A solicitor who tried to intimidate a complaining client by threatening an injunction against her has accepted a year-long suspension.

The Solicitors Disciplinary Tribunal heard that Kate Austen, while a consultant with Devon firm Dunn & Baker, sent three emails referring to legal action if the client pursued her complaint.
Austen admitted her conduct was inappropriate and said she has since left the adversarial field of litigation to pursue a career in-house.
She made an agreed outcome with the Solicitors Regulation Authority that she should be suspended for 12 months and pay £25,000 costs. This was rubber-stamped by the tribunal at a hearing last month.
Austen, 41, who qualified as a solicitor in September 2012, had emailed the client after a long-running dispute over unpaid divorce fees.
The client had declined to pay the firm’s costs of around £34,000 and made a complaint, with the firm initiating liquidation to recover the debt.
Following a mediation process, the client and firm reached an agreement that she should pay £25,000 but she then started to assert that she was coerced or placed under undue influence to sign the agreement.
Austen wrote to the client saying that unless she withdraw any complaint by 4pm on the same day, then ‘we will not hesitate to issue an application for an injunction to prohibit you from making or continuing with any complaint to the legal ombudsman or the SRA’.
The email went on to state that if the client breached the injunction she would be in contempt of court and liable to be imprisoned and to pay the firm’s costs.
The client replied that she strongly disagreed with Austen’s assessment of the settlement process and alleged that she was ‘bullied and blackmailed’ into signing a gagging order.
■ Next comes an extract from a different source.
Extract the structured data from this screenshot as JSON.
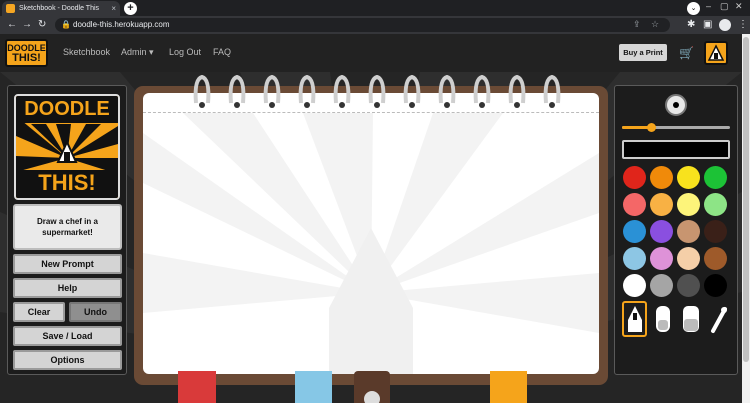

Austen then repeated her threat of an injunction unless the complaint was immediately withdrawn, adding: ‘For the further avoidance of doubt, I will not hesitate to show this communication to the court.’
Austen admitted to the tribunal the content of these emails was ‘oppressive and inappropriate’, as well as intimidating. They imposed excessively short deadlines for the client to respond and were designed to stop the client from making a complaint. Austen further admitted the correspondence ‘reflected an abusive approach to litigation’ by threatening meritless claims and adverse costs consequences which were exaggerated.
The tribunal said: ‘This case serves as a stark reminder to the profession of the importance of remaining measured in their communications, particularly when corresponding with members of the public, and of ensuring that they have regard for their professional and regulatory obligations whilst communicating in the course of litigation.’
In her own mitigation, Austen said the adversarial nature of litigation no longer aligned with her personal and professional values, and that removing herself from high-conflict working environments has had a positive and stabilising effect on her.